Avukata İhtiyaç Olmayan Mahkemeler
Dr. Abdullah Demir, Osmanlı mahkemelerinin geceleri de görev yaptığını vurgulayarak bu konuda şu bilgileri veriyor: “Geceleri görev yapan kadılara “gece naibi” adı verilmektedir. Şer'iye sicillerinde yer alan “nısfü'l-leyle karib zamanda”, “ba'de'l-ışa” gibi tabirler, geceleri de yargılama işlemleri yapılabildiğini göstermektedir. Gece yapılan yargılama işlemleri, daha ziyade
hırsızlık, adam öldürme, kaçak kölenin yakalanması gibi aciliyeti olan hâllere ilişkindir. Muhakemenin bu şekilde bütün güne yayılması, adil ve zamanında yargılama açısından çok önemlidir.”
Demir, Avrupalı gezginlerin hatıralarında rastladıkları Osmanlı mahkemesinin ilginç bir yanı olarak avukata ihtiyaç duyulmamasını vurguluyor. Pek çok seyyahın mahkemelerde din ayrımı yapılmadığını ve herhangi bir avukata ihtiyaç duyulmadan herkesin derdini hâkime kolaylıkla anlatabildiğini Osmanlı Mahkemesi kitabından öğreniyoruz.
Yargı Rüşvete Bulaşırsa
Osmanlı Mahkemesi kitabında bir ilginç bilgi de rüşvet alan yargı mensuplarıyla alakalı. Kitapta
Yıldırım Bayezid döneminde maaşları az olduğu için rüşvet ve irtikâba bulaşan kadılar hakkında
padişahın kadıları Yenişehir'de bir eve konularak yakılmalarını emrettiği anlatılıyor. Kadıların kurtarılmasının öyküsü de son derece ilginç. Yıldırım Bayezid, celalli bir padişah olduğu için devlet adamlarından hiç kimse kadıları affetmesini söyleme cesareti gösterememiş. Veziriazam Çandarlızade Ali Paşa, sarayda zaman zaman şaklabanlık yapan maskarayı çağırmış ve durumu padişaha anlatmasını istemiş, maskara padişahın huzuruna çıkarak
Bizans'a elçi olarak gitmek için izin istemiş. Padişah niçin Bizans'a gideceğini sorunca maskara, Bizans imparatorundan kırk elli tane keşiş isteyeceğini söylemiş. Yıldırım keşişlerini ne yapacağını sorunca maskara, yakılacak kadıların yerine kadılık yaptıracağını belirtmiş. Bunun üzerine padişah Veziriazam Ali Paşa'yı çağırmış ve kadıların niçin rüşvet aldıklarını sormuş. Ali Paşa, kadıların maaşları az olduğu için bu yola saptıklarını söyleyince padişah bunlara uygun
ücret verilmesini emretmiş ve böylece kadılar yakılmaktan kurtulmuş.

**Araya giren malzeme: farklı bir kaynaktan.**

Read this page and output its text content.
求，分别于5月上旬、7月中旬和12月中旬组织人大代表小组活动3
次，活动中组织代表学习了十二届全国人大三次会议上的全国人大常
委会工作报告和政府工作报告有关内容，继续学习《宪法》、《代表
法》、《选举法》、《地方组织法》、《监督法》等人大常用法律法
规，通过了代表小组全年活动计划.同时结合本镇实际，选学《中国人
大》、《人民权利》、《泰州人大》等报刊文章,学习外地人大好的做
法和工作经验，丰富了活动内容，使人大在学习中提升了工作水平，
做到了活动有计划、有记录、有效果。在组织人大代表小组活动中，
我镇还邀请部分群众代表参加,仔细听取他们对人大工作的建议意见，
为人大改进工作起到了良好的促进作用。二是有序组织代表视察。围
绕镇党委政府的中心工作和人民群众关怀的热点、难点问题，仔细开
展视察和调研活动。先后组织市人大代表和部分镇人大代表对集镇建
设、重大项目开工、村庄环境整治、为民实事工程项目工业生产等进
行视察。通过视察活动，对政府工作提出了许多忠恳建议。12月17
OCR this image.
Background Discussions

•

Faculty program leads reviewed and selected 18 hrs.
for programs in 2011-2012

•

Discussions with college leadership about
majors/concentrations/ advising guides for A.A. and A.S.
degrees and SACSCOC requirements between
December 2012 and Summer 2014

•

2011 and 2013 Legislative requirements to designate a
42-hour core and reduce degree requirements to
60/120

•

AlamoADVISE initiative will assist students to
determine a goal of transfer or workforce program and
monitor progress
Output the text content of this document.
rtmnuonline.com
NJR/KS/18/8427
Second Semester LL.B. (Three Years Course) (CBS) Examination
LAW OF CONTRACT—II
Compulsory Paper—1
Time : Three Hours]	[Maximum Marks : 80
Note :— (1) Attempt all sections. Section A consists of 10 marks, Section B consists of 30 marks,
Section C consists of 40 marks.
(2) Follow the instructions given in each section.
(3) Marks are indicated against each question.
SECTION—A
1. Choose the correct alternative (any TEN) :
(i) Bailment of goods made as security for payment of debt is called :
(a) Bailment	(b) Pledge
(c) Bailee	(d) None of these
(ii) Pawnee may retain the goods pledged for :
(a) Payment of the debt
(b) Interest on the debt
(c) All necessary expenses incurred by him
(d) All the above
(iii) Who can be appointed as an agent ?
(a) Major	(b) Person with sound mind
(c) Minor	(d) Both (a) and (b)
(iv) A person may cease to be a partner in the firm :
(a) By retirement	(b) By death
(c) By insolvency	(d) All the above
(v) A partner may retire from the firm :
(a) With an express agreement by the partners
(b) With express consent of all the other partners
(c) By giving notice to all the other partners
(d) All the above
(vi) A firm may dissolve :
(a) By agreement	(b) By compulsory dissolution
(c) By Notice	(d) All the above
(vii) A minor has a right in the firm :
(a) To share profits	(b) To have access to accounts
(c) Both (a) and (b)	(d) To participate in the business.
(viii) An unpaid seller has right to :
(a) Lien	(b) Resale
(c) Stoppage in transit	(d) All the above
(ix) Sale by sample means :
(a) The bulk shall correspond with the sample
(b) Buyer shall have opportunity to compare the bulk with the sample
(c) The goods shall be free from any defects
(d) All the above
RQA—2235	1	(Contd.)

Magandaların Şahitliği Kabul Edilmez
Abdullah Demir, Osmanlı Mahkemesi kitabında görgü ve ahlak kurallarına aykırı davranışlarda bulunmayı alışkanlık haline getiren kişilerin şahitliği kabul edilmeyeceğini de şu sözlerle vurguluyor: “Mesela, çarşı-pazarda iç çamaşırı ile gezen, ayaklarını uzatarak oturan, yollarda insanların gözleri önünde bir şeyler yiyen, bir lokma gibi basit şeyleri çalan, ahlaksız kimselerle sohbet eden, insanlarla alay eden, aşırı şekilde
şaka ve latife eden, çarşı-pazarda nara atan kişiler, bu hareketlerini alışkanlık haline getirmişlerse şahitlikleri kabul edilmez.”